James Reath
(UCL) -
2018-19 Students
james.reath.18@ucl.ac.uk
Anexact Cultures
Modernism—to borrow a line from Finnegans Wake (1939)—is a “riot of blots and blurs and bars and balls and hoops and wriggles and juxtaposed jottings linked by spurts of speed”. A good deal of it, we might suppose, is “anexact” or as Edmund Husserl says in Ideas I (1913), “essentially and not accidentally inexact”. Drawing on a wide-range of archival, genetic and theoretical research, Anexact Cultures conducts the first genealogy of the concept of the anexact in twentieth century philosophy. From here, the anexact is recapitulated as a polythetic means of organising the plurality of “weak modernisms” that have come to the fore in the wake of “new modernist studies”. Across five chapters—on doodles and inkblots; iridescent colours and the noise of becoming; the erratic cultural life of precision; the mesomorphic imagination of protoplasm; and the avant-garde aesthetics of synthetic gunk—Anexact Cultures foregrounds modernism as a constellation of minor aesthetic categories, weak feelings, and essentially inexact formalisms.

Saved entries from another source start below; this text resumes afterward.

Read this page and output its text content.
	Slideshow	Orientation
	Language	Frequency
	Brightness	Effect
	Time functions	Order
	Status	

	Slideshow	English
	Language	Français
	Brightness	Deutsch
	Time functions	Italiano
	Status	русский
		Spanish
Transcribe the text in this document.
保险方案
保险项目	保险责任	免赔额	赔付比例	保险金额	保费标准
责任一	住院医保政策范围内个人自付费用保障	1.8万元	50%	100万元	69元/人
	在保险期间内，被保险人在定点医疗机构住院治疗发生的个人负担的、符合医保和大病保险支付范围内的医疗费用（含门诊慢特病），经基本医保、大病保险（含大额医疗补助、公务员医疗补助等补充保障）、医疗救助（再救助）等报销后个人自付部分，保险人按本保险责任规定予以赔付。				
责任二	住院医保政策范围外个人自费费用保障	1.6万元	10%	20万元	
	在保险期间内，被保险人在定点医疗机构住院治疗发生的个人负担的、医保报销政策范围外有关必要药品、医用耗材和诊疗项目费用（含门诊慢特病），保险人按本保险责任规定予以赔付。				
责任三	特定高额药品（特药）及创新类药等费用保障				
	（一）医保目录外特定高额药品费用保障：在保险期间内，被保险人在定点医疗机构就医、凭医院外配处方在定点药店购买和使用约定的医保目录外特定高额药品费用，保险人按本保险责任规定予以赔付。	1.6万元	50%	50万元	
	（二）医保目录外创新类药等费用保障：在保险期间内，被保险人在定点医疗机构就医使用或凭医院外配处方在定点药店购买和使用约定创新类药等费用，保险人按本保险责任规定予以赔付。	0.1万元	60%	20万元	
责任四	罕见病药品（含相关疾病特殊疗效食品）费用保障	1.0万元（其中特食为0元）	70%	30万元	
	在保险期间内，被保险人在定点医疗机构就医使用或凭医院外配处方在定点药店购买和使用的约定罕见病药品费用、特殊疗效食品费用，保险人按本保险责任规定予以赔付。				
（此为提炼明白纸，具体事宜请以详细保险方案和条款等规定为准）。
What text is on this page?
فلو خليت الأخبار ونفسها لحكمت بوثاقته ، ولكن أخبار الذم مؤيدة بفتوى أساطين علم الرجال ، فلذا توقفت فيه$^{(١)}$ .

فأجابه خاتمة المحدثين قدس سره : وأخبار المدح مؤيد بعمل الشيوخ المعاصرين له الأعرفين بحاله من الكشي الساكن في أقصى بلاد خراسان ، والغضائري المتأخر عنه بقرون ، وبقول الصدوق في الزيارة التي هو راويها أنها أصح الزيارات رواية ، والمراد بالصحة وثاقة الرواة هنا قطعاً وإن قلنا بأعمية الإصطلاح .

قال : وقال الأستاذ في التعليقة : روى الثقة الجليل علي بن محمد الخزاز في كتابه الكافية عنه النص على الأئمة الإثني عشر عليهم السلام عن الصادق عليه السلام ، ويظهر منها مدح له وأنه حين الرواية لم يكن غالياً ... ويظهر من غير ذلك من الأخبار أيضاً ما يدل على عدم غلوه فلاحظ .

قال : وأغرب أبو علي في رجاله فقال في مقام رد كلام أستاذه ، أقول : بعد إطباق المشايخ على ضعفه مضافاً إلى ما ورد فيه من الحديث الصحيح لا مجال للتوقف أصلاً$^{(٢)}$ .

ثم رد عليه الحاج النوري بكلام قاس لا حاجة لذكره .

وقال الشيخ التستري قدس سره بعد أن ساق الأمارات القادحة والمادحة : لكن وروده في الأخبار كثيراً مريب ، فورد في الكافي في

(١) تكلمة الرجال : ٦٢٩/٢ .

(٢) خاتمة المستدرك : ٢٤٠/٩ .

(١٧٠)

Novel theories of the “groovy”, the “pixillated”, the “icky,” the “plasmodial” and more emerge as the sovereign formalisms maintaining the “specifically Western heaven” of “noble exactitude” that Wyndham Lewis proselytises positively dissolves. Expanding the temporal and conceptual core of modernism to include the long mid-century (c.1922-1972), Anexact Cultures brings a range of understudied post-war artists and writers—like Cy Twombly, Christine Brooke-Rose, Harry Mathews, Ann Quin, Lynda Benglis, and Marguerite Young—into dialogue with more established modernists like James Joyce, Virginia Woolf, Barbara Hepworth, and Samuel Beckett.